Coïncidences du temps, nous avons perdu en quelques semaines, trois figures, du mouvement national algérien, trois hommes pourrait-on dire de la «même trempe»: le Dr Sadek Hadjeres, le Pr Said Chibane et le Dr Othman Saadi. A 90 ans passés, ils ont tous trois traversé le siècle, habités par une même passion, celle de l'Algérie, celle de sa libération nationale. Ils avaient en commun d'être à la fois des hommes d'action et de réflexion, militants et combattants de la première heure, écrivains, journalistes. Lorsqu'on regarde leur itinéraire, on reste subjugué par la richesse de leur vie et de leur activité. C'est une génération exceptionnelle. En aura-t-on de semblables. On se prend parfois à en douter.
J'avais connu Othman Saadi après le soulèvement d'Octobre 88. L'atmosphère était à l'euphorie, aux grands espoirs malgré les blessures terribles des journées d'Octobre. Le parti unique avait laissé la place au multipartisme. Tout semblait désormais possible. Les partis politiques sortaient de la clandestinité tout heureux d'avoir survécu aux épreuves de celle-ci. Des militants qui ne se connaissaient pas, et qui pourtant appartenaient au même parti, se donnaient l'accolade avec émotion dans des réunions qui pouvaient enfin se tenir au grand jour.

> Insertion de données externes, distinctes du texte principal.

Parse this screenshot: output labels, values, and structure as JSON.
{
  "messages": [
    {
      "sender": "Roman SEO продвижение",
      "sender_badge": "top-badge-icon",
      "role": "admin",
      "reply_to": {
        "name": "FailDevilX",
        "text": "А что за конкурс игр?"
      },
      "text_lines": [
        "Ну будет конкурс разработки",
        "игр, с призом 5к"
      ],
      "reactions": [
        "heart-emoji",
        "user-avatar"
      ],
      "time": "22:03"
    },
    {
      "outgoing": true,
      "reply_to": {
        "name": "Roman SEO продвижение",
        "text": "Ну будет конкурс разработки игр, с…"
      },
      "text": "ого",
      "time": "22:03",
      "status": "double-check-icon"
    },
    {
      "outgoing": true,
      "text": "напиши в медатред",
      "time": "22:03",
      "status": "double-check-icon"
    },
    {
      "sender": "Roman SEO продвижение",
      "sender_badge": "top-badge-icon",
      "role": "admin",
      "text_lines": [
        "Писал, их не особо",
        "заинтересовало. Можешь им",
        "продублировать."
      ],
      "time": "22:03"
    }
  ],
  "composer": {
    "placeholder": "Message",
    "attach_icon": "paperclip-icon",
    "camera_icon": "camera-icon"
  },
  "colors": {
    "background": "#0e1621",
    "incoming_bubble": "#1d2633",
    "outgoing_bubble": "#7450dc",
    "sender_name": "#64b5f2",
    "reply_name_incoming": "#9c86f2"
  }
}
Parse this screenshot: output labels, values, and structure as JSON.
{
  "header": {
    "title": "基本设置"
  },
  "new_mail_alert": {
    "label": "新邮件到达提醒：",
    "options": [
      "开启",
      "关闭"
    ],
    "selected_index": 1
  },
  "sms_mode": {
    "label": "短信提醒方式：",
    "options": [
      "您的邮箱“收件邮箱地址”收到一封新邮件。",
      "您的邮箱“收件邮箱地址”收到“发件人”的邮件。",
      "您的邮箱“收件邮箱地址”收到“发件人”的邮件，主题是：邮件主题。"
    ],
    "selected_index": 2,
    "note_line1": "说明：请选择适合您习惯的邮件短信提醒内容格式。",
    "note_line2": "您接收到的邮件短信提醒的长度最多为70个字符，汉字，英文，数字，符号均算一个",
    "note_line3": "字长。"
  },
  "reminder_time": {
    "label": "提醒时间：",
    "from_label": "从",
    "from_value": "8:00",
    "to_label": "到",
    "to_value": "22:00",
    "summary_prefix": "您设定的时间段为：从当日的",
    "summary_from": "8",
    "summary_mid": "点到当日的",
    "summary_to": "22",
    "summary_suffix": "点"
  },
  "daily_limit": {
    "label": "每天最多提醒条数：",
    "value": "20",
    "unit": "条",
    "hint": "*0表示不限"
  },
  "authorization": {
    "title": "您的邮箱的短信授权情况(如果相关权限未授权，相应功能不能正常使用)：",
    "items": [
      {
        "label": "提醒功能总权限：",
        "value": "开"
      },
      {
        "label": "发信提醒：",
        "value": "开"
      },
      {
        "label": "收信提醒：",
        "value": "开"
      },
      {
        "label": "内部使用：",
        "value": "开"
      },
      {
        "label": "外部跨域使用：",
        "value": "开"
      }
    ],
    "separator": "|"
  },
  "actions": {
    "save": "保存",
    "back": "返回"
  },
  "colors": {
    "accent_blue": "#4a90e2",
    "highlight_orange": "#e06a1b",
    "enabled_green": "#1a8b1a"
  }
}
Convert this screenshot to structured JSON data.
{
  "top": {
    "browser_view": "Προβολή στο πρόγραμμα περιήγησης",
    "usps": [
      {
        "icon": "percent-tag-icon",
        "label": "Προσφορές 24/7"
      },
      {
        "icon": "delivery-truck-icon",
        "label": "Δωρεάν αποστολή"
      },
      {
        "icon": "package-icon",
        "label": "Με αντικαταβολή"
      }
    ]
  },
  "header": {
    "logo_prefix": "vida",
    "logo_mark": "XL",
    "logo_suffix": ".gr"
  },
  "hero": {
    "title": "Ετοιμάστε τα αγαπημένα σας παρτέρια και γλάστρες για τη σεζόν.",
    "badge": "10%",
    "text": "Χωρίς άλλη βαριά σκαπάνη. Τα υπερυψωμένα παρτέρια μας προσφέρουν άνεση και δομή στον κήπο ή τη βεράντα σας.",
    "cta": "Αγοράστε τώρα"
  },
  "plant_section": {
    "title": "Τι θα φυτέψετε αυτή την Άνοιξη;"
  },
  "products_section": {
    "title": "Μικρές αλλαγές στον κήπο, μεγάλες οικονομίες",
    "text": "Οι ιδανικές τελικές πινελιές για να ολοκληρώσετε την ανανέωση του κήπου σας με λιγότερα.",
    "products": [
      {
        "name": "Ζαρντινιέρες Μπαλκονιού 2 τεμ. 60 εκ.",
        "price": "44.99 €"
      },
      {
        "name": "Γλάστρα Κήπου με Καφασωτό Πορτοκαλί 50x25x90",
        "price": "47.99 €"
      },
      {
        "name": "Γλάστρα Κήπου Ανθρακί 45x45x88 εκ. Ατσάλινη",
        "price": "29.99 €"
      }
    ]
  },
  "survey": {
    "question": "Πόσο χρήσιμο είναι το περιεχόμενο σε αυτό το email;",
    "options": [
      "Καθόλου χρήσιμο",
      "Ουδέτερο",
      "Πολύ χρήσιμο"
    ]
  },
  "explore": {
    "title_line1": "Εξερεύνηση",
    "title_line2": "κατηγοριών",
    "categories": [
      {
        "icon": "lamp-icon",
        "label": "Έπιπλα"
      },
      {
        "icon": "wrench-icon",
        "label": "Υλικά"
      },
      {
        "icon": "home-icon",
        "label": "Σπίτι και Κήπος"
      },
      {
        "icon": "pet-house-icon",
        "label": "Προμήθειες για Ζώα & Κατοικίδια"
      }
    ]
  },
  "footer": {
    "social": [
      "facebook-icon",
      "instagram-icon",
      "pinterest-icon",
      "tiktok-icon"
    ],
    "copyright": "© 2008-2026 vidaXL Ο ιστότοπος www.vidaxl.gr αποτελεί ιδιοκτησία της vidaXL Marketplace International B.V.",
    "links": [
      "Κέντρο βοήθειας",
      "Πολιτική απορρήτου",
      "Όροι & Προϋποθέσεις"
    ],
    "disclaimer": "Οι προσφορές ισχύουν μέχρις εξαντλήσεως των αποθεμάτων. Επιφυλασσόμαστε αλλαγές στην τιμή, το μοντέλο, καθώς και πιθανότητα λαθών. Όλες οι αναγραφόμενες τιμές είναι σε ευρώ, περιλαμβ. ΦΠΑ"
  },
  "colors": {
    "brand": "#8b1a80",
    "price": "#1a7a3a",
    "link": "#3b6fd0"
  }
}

À l'Université d'Alger, les étudiants de langue arabe tenaient meeting sur meeting. Des rassemblements monstres qui montraient comment la vieille université d'Alger francophone avait fait son temps. Par milliers, dans les amphis, ils venaient réclamer que la langue arabe prenne toute sa place et joue enfin le rôle que les textes lui réservaient théoriquement.
Othman Saadi avait été porté à la présidence de ces réunions. Malgré son âge déjà avancé, plein de jeunesse et d'enthousiasme, il apparaissait comme un leader naturel de ce jeune mouvement . Il avait bien du mal à gérer des discussions passionnées où de jeunes intellectuels en formation déversaient pèle mêle leur méfiance envers les autorités, leur rancœur des blessures de la marginalisation sociale des élites arabophones dans les appareils administratifs et économiques, où les élites francophones continuaient de dominer, leur dénonciation de celles-ci, et leurs difficultés à situer cette question de la langue au sein de toutes ces contradictions du pays qui éclataient simultanément.
Je réfléchissais à l'époque beaucoup précisément à ce rapport entre les conflits linguistiques et culturels dans notre pays et les conflits politiques, économiques et sociaux. Pour mieux comprendre, j'avais donc rejoint ces réunions, prenant le courage d'intervenir, dans un arabe encore à l'époque bien hésitant. Et pourtant, et c'était peut-être pour cela , pour ces efforts, qu'on m'écoutait avec attention et même avec sympathie. À la suite de ces grands rassemblements, une Association de défense de la langue arabe est créée, présidée par Othman Saadi. Je la regagne tout naturellement.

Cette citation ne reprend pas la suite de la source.